Garrett believes programs like Phones for Health are on the right track to help African health systems better collect and coordinate vital information.

"It's a huge leap forward, it's too bad it's just a leap forward for one disease, or for that matter just one aspect of one disease: treatment," she says, noting that in a country like Rwanda, TB and malaria are more urgent problems than HIV. "I would love us to get way beyond HIV/AIDS and get to the total patient."

The Battle for Hearts and Minds… and Lungs and Livers, Too

ARV treatment, TB vaccinations, and anti-malaria bed nets may be critical to ending those three epidemics, but the latest ICT revolution is providing the opportunity to enhance the reach and impact of such stalwart interventions and influence genuine behavior change.

"While doctors take care of the lungs or liver of people, it's actually the media and entertainment industries that have had greater resonance with their hearts and minds," says Dr. Neeraj Mistry, Vice President of Knowledge, Evaluation and Performance at the Global Business Coalition on HIV/AIDS, Tuberculosis and Malaria. "The latter is far more important to influence behavior change—to use condoms, to engage in safe sexual practices, to follow particular diets, or to exercise regularly."
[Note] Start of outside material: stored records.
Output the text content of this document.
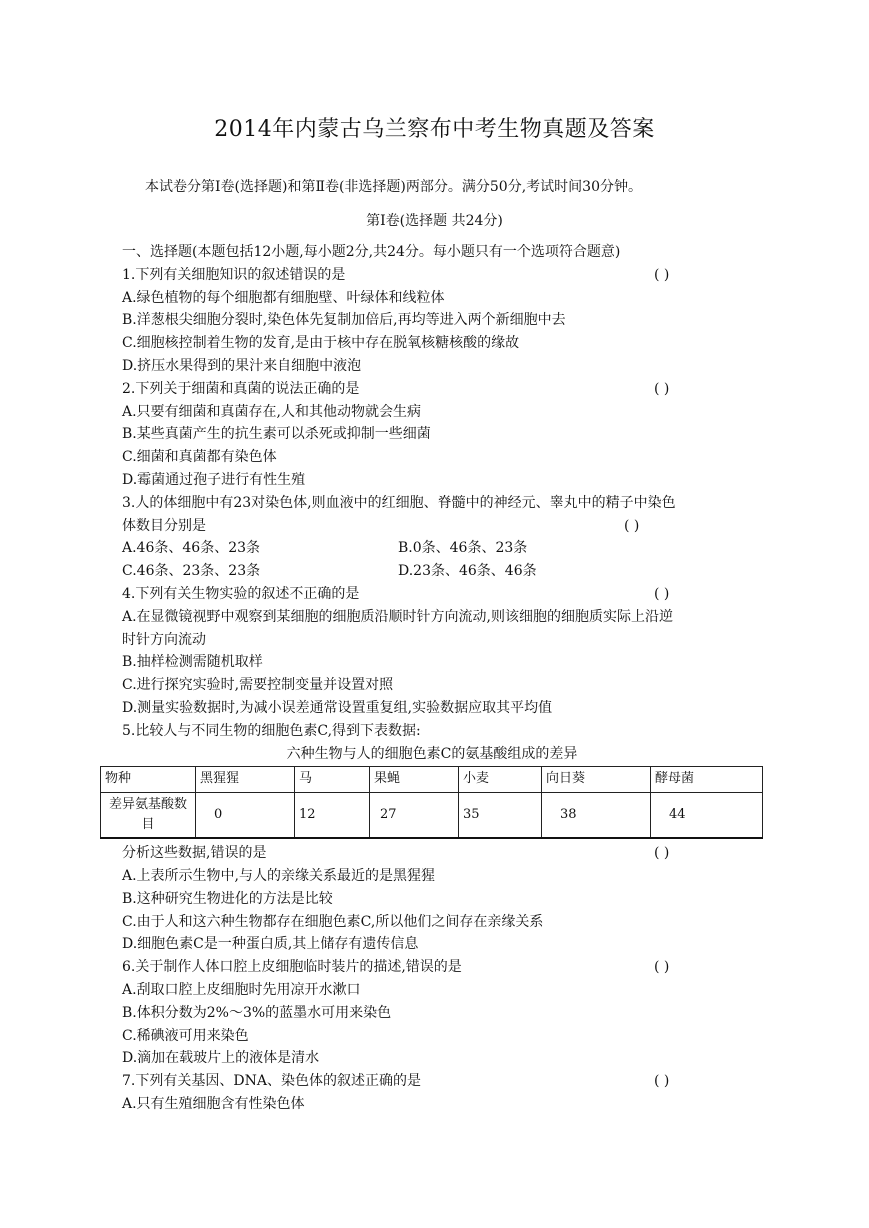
2014年内蒙古乌兰察布中考生物真题及答案
本试卷分第Ⅰ卷(选择题)和第Ⅱ卷(非选择题)两部分。满分50分,考试时间30分钟。
第Ⅰ卷(选择题 共24分)
一、选择题(本题包括12小题,每小题2分,共24分。每小题只有一个选项符合题意)
1.下列有关细胞知识的叙述错误的是	( )
A.绿色植物的每个细胞都有细胞壁、叶绿体和线粒体
B.洋葱根尖细胞分裂时,染色体先复制加倍后,再均等进入两个新细胞中去
C.细胞核控制着生物的发育,是由于核中存在脱氧核糖核酸的缘故
D.挤压水果得到的果汁来自细胞中液泡
2.下列关于细菌和真菌的说法正确的是	( )
A.只要有细菌和真菌存在,人和其他动物就会生病
B.某些真菌产生的抗生素可以杀死或抑制一些细菌
C.细菌和真菌都有染色体
D.霉菌通过孢子进行有性生殖
3.人的体细胞中有23对染色体,则血液中的红细胞、脊髓中的神经元、睾丸中的精子中染色
体数目分别是	( )
A.46条、46条、23条	B.0条、46条、23条
C.46条、23条、23条	D.23条、46条、46条
4.下列有关生物实验的叙述不正确的是	( )
A.在显微镜视野中观察到某细胞的细胞质沿顺时针方向流动,则该细胞的细胞质实际上沿逆
时针方向流动
B.抽样检测需随机取样
C.进行探究实验时,需要控制变量并设置对照
D.测量实验数据时,为减小误差通常设置重复组,实验数据应取其平均值
5.比较人与不同生物的细胞色素C,得到下表数据:
六种生物与人的细胞色素C的氨基酸组成的差异
物种	黑猩猩	马	果蝇	小麦	向日葵	酵母菌
差异氨基酸数目	0	12	27	35	38	44
分析这些数据,错误的是	( )
A.上表所示生物中,与人的亲缘关系最近的是黑猩猩
B.这种研究生物进化的方法是比较
C.由于人和这六种生物都存在细胞色素C,所以他们之间存在亲缘关系
D.细胞色素C是一种蛋白质,其上储存有遗传信息
6.关于制作人体口腔上皮细胞临时装片的描述,错误的是	( )
A.刮取口腔上皮细胞时先用凉开水漱口
B.体积分数为2%～3%的蓝墨水可用来染色
C.稀碘液可用来染色
D.滴加在载玻片上的液体是清水
7.下列有关基因、DNA、染色体的叙述正确的是	( )
A.只有生殖细胞含有性染色体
Though he cautions that many ICT interventions have yet to prove their efficacy at changing behavior, Mistry sees enormous potential in the ICT revolution to influence change globally, allowing public health interventions to reach more people than has ever been possible.
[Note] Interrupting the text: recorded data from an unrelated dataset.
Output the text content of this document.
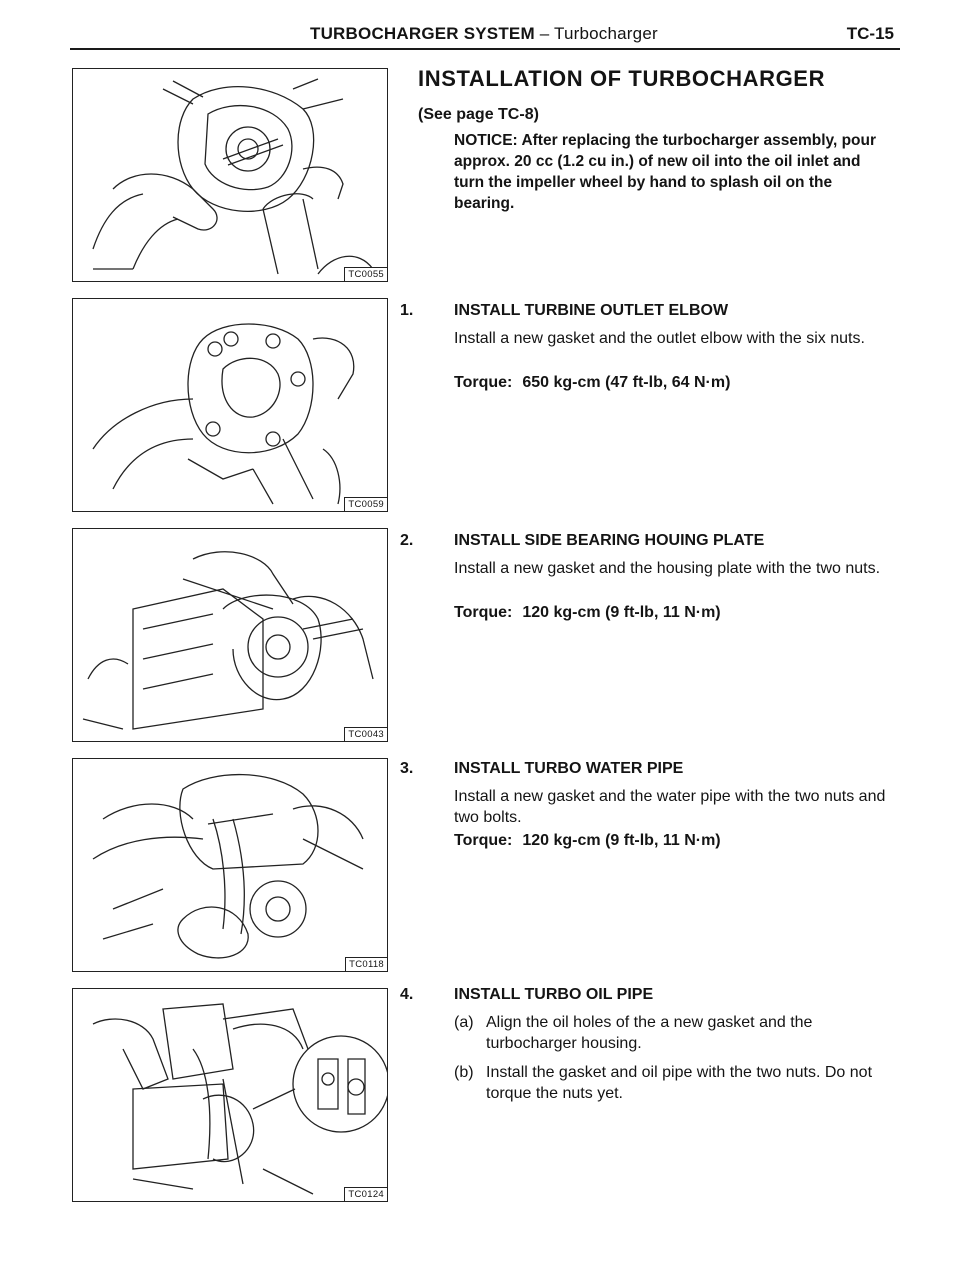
TURBOCHARGER SYSTEM – Turbocharger	TC-15
TC0055
TC0059
TC0043
TC0118
TC0124
INSTALLATION OF TURBOCHARGER
(See page TC-8)
NOTICE: After replacing the turbocharger assembly, pour approx. 20 cc (1.2 cu in.) of new oil into the oil inlet and turn the impeller wheel by hand to splash oil on the bearing.
1.	INSTALL TURBINE OUTLET ELBOW
Install a new gasket and the outlet elbow with the six nuts.
Torque: 650 kg-cm (47 ft-lb, 64 N·m)
2.	INSTALL SIDE BEARING HOUING PLATE
Install a new gasket and the housing plate with the two nuts.
Torque: 120 kg-cm (9 ft-lb, 11 N·m)
3.	INSTALL TURBO WATER PIPE
Install a new gasket and the water pipe with the two nuts and two bolts.
Torque: 120 kg-cm (9 ft-lb, 11 N·m)
4.	INSTALL TURBO OIL PIPE
(a) Align the oil holes of the a new gasket and the turbocharger housing.
(b) Install the gasket and oil pipe with the two nuts. Do not torque the nuts yet.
"Conventional public health approaches are failing to actually scale up and meet large population needs," he says. "Now with the high mobility of people and improved access to information, we have the opportunity to achieve scale in public health messaging and interventions through the medium of information and communication technology."And it is behavior-change initiatives like Books of Hope and Freedom HIV/AIDS that are delivering critical public health messages to youth, the illiterate, and to rural populations—messages such as: AIDS is not a death sentence; TB is treatable when detected early; and malaria can be prevented with a simple bed net.

Capacity-building programs like Phones for Health also hold enormous potential to increase the effectiveness of public health interventions in the developing world, arming both doctors and patients with accurate information that can mean the difference between life and death.

Considering the enormous potential of this rising ICT tide, the future of global public health interventions, it seems, may have less to do with the brochures and pamphlets of the past than with the silicon and SIM cards of tomorrow.

Take Action

How can other technologies support my efforts?

  • Project planning: Project planning tools can improve program efficacy by enhancing forecasting, allocations, roles and responsibilities, timelines and budgets.
  • Epidemiological trends and demographic monitoring: A number of software platforms allow for greater trend monitoring, including SPSS, which is used specifically for demographic analysis, and the Public Health Information Network, which enables consistent exchange of public health data.
  • Patient monitoring and program evaluation: The rapid proliferation of mobile phones and Internet access is allowing for greater monitoring and evaluation in hard to reach areas, with particular impact in the field of telemedicine.
  • Data gathering and knowledge management: Programs like Voxiva's TRACnet are revolutionizing information gathering and management in the developing world.
  • Awareness and education: Interventions can be greatly enhanced through digital solutions like company-wide intranets, electronic newsletters, e-forums for knowledge cocreations and virtual platforms.
  • Edutainment: Gaming technologies, like those developed by ZMQ, and other entertainment platforms can have practical applications for education and behavior change.